Comment by therobots927
Comment by therobots927 3 days ago
This is pure sophistry and the use of formal mathematical notation just adds insult to injury here:
“Think about it: we’ve built a special kind of function F' that for all we know can now accept anything — compose poetry, translate messages, even debug code! — and we expect it to always reply with something reasonable.”
This forms the axiom from which the rest of this article builds its case. At each step further fuzzy reasoning is used. Take this for example:
“Can we solve hallucination? Well, we could train perfect systems to always try to reply correctly, but some questions simply don't have "correct" answers. What even is the "correct" when the question is "should I leave him?".”
Yes of course relationship questions don’t have a “correct” answer. But physics questions do. Code vulnerability questions do. Math questions do. I mean seriously?

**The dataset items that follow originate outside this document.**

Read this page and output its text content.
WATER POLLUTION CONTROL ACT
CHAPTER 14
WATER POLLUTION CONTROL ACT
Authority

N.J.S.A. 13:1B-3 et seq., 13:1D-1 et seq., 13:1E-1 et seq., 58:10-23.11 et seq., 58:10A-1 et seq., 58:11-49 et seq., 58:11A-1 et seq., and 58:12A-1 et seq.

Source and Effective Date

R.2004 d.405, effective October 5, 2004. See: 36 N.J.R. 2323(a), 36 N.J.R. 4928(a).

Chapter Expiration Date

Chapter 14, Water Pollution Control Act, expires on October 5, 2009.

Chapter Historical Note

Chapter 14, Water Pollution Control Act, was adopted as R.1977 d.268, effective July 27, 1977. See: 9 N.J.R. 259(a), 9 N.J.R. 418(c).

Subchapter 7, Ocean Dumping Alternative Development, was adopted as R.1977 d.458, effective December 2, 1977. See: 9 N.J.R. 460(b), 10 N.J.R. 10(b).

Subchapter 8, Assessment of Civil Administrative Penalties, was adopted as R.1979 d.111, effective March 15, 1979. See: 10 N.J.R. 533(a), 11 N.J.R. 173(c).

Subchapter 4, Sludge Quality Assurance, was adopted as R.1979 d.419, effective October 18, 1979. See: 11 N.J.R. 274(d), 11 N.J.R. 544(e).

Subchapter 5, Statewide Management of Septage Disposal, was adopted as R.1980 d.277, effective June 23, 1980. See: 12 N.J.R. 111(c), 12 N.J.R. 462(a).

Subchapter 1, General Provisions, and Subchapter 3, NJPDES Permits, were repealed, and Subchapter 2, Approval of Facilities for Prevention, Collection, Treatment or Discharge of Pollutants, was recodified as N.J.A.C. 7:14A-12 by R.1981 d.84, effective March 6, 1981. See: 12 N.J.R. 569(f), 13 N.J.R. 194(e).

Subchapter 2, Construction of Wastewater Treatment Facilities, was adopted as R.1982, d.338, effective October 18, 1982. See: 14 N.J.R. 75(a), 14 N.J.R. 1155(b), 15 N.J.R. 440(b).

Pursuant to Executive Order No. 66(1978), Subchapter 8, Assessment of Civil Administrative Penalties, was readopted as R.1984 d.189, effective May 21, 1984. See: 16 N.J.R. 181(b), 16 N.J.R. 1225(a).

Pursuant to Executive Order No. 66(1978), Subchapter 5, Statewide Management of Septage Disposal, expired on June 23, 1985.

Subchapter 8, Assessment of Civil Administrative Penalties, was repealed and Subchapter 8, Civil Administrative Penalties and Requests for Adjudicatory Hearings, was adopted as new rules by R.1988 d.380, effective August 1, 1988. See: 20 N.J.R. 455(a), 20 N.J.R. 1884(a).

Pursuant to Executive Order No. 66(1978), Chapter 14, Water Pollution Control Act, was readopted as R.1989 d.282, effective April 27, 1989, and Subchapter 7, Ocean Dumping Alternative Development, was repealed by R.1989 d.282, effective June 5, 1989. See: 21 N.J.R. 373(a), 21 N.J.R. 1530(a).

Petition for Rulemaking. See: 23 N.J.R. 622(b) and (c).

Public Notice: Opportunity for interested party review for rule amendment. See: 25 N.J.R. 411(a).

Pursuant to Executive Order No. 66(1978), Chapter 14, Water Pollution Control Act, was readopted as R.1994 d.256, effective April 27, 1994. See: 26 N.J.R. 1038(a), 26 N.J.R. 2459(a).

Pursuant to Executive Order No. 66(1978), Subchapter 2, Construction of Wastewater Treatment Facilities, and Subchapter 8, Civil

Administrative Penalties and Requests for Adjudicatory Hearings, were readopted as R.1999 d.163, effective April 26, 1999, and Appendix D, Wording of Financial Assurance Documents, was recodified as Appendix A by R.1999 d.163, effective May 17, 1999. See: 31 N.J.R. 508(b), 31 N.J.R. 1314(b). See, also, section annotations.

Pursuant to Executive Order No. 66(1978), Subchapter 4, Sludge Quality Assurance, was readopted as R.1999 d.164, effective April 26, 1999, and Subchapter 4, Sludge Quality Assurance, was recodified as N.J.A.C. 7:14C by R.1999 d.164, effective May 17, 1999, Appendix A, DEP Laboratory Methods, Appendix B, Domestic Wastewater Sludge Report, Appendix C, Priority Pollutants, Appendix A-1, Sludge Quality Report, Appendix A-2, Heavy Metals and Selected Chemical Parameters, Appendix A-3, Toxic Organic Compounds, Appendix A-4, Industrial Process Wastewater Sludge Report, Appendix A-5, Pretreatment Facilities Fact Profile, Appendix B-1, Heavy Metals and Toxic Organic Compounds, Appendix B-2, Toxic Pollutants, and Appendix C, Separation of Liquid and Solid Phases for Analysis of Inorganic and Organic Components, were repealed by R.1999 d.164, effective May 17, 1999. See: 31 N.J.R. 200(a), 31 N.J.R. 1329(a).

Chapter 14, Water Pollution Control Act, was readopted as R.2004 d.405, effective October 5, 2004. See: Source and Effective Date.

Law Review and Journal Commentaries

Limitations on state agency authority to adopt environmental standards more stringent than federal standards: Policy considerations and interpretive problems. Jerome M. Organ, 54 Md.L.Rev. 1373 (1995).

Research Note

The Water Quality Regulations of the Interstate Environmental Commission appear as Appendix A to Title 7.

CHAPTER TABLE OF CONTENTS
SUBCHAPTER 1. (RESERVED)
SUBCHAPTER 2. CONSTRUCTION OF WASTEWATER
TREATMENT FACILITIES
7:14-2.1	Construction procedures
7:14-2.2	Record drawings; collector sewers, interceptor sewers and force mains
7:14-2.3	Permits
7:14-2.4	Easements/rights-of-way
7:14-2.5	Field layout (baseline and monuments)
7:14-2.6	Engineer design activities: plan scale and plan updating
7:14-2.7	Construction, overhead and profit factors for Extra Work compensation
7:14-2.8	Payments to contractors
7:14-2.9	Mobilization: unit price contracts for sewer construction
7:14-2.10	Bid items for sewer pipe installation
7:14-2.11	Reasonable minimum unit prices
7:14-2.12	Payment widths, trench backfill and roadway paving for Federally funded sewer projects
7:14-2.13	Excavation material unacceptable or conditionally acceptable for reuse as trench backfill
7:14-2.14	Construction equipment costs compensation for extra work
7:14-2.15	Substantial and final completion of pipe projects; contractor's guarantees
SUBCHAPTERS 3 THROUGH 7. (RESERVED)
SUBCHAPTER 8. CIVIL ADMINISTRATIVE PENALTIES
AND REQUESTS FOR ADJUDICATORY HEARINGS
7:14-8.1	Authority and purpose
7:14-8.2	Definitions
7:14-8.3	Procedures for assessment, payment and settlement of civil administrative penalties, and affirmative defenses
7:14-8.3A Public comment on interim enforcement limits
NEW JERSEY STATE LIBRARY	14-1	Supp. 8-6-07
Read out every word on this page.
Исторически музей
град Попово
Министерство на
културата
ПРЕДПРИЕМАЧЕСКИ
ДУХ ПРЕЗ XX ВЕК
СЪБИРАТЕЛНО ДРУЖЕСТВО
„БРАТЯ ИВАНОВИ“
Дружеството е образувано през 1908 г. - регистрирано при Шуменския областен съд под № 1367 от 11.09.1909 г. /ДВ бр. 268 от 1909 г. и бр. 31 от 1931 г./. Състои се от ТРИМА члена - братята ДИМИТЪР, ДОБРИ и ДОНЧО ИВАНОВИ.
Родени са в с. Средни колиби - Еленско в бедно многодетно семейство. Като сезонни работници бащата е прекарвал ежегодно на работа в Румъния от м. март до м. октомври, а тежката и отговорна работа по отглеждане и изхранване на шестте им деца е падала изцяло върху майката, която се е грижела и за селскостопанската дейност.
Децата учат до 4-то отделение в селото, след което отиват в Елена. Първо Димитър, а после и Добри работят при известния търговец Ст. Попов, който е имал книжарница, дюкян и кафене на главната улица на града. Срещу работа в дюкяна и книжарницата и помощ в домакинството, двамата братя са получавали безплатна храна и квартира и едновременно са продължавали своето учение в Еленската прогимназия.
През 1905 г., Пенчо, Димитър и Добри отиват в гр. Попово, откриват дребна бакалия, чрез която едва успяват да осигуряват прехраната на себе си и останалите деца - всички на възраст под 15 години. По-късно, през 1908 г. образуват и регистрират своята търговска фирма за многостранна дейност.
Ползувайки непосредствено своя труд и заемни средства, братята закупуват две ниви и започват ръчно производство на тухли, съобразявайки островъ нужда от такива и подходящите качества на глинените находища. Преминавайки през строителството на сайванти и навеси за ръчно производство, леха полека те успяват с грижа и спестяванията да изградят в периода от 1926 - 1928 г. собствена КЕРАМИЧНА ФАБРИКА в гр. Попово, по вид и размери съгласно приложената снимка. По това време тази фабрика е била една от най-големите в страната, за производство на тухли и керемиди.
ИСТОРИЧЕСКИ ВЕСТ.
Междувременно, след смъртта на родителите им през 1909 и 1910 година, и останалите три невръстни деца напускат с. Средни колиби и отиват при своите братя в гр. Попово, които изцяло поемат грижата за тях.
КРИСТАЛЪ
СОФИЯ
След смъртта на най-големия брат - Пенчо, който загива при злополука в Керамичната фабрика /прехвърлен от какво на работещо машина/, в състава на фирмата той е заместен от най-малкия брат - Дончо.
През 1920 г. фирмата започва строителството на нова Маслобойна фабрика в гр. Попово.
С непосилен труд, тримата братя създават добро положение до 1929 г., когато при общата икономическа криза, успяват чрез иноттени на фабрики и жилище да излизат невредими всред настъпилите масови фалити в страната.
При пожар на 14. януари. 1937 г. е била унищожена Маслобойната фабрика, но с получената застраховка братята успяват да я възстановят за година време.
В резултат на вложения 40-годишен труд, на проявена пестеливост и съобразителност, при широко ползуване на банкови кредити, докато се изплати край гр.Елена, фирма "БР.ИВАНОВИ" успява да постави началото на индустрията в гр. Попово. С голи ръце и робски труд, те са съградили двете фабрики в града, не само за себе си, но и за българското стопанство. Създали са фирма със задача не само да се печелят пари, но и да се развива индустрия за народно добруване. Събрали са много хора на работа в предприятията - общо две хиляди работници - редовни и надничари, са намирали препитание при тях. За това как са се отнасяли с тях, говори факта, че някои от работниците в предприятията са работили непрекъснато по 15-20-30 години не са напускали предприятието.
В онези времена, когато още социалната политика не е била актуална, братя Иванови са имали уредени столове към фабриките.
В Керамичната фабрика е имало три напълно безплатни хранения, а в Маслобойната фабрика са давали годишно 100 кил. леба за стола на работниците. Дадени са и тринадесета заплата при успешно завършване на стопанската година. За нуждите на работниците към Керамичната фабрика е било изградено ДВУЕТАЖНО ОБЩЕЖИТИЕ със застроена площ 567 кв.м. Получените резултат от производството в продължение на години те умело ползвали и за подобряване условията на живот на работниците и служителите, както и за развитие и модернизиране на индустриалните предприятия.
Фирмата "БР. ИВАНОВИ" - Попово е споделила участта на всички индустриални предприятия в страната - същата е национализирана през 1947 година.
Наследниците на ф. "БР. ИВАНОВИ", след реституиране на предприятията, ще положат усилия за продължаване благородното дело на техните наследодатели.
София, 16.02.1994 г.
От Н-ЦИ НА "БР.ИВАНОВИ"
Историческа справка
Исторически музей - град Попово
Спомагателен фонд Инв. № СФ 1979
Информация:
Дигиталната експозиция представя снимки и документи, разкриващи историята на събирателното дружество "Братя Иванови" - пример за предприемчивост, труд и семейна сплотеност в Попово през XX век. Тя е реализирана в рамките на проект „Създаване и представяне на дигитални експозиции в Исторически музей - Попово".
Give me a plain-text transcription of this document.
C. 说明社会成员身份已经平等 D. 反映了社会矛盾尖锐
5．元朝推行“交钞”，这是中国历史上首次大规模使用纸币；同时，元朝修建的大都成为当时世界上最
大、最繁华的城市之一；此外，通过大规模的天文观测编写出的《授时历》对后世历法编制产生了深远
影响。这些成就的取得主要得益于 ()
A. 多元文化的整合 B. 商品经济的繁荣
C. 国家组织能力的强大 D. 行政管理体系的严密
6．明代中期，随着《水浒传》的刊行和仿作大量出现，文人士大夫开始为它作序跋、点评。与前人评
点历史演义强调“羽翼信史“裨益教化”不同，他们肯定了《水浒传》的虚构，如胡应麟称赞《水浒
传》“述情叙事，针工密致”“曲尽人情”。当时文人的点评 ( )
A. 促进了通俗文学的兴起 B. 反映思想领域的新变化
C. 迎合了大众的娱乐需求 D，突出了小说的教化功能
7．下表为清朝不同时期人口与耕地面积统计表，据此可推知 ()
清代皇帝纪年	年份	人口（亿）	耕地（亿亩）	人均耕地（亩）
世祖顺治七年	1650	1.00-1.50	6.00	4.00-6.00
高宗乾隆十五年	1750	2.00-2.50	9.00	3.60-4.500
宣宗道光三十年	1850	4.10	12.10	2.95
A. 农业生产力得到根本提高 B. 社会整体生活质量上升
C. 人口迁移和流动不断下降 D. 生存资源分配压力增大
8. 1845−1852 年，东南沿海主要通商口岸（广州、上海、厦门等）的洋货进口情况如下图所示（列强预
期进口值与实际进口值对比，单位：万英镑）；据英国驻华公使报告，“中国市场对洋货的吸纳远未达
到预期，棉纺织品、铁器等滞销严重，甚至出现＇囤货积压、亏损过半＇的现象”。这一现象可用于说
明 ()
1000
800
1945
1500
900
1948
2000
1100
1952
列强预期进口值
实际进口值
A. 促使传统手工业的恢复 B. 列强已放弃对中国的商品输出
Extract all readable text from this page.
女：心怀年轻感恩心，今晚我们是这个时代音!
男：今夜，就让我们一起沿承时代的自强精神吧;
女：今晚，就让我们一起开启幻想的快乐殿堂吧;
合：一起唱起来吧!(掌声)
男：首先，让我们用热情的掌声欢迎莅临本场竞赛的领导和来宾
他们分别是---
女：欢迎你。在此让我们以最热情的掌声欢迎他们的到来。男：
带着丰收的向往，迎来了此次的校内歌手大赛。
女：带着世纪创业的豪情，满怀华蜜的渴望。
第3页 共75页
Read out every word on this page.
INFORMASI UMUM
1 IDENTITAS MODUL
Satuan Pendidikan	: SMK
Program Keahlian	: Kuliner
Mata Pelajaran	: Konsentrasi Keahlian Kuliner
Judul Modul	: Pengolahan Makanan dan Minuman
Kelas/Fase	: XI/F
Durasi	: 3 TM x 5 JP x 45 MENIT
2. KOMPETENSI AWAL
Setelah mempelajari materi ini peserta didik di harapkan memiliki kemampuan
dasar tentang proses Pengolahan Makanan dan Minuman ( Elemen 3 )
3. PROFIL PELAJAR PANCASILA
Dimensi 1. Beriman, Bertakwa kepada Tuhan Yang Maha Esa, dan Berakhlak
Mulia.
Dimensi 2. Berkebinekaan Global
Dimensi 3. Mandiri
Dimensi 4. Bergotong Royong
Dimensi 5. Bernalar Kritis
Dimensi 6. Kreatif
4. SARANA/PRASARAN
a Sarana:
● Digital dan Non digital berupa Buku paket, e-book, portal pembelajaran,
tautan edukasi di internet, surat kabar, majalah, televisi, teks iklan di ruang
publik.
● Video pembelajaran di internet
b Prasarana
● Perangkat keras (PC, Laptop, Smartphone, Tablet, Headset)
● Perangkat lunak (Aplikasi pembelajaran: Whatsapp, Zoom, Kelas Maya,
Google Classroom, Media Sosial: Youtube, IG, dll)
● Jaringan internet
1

The most disturbing part of my tech career has been witnessing the ability that many highly intelligent and accomplished people have to apparently fool themselves with faulty yet complex reasoning. The fact that this article is written in defense of chatbots that ALSO have complex and flawed reasoning just drives home my point. We’re throwing away determinism just like that? I’m not saying future computing won’t be probabilistic but to say that LLMs are probabilistic, so they are the future of computing can only be said by someone with an incredibly strong prior on LLMs.
I’d recommend Baudrillards work on hyperreality. This AI conversation could not be a better example of the loss of meaning. I hope this dark age doesn’t last as long as the last one. I mean just read this conclusion:
“It's ontologically different. We're moving away from deterministic mechanicism, a world of perfect information and perfect knowledge, and walking into one made of emergent unknown behaviors, where instead of planning and engineering we observe and hypothesize.”
I don’t actually think the above paragraph makes any sense, does anyone disagree with me? “Instead of planning we observe and hypothesize”?
That’s called the scientific method. Which is a PRECURSOR to planning and engineering. That’s how we built the technology we have today. I’ll stop now because I need to keep my blood pressure low.
You seem to be having strong emotions about this stuff, so I'm a little nervous that I'm going to get flamed in response, but my best take at a well-intentioned response:
I don't think the author is arguing that all computing is going to become probabilistic. I don't get that message at all - in fact they point out many times that LLMs can't be trusted for problems with definite answers ("if you need to add 1+1 use a calculator"). Their opening paragraph was literally about not blindly trusting LLM output.
> I don’t actually think the above paragraph makes any sense, does anyone disagree with me?
Yes - it makes perfect sense to me. Working with LLMs requires a shift in perspective. There isn't a formal semantics you can use to understand what they are likely to do (unlike programming languages). You really do need to resort to observation and hypothesis testing, which yes, the scientific method is a good philosophy for! Two things can be true.
> the use of formal mathematical notation just adds insult to injury here
I don't get your issue with the use of a function symbol and an arrow. I'm a published mathematician - it seems fine to me? There's clearly no serious mathematics here, it's just an analogy.
> This AI conversation could not be a better example of the loss of meaning.
The "meaningless" sentence you quote after this is perfectly fine to me. It's heavy on philosophy jargon, but that's more a taste thing no? Words like "ontology" aren't that complicated or nonsensical - in this case it just refers to a set of concepts being used for some purpose (like understanding the behaviour of some code).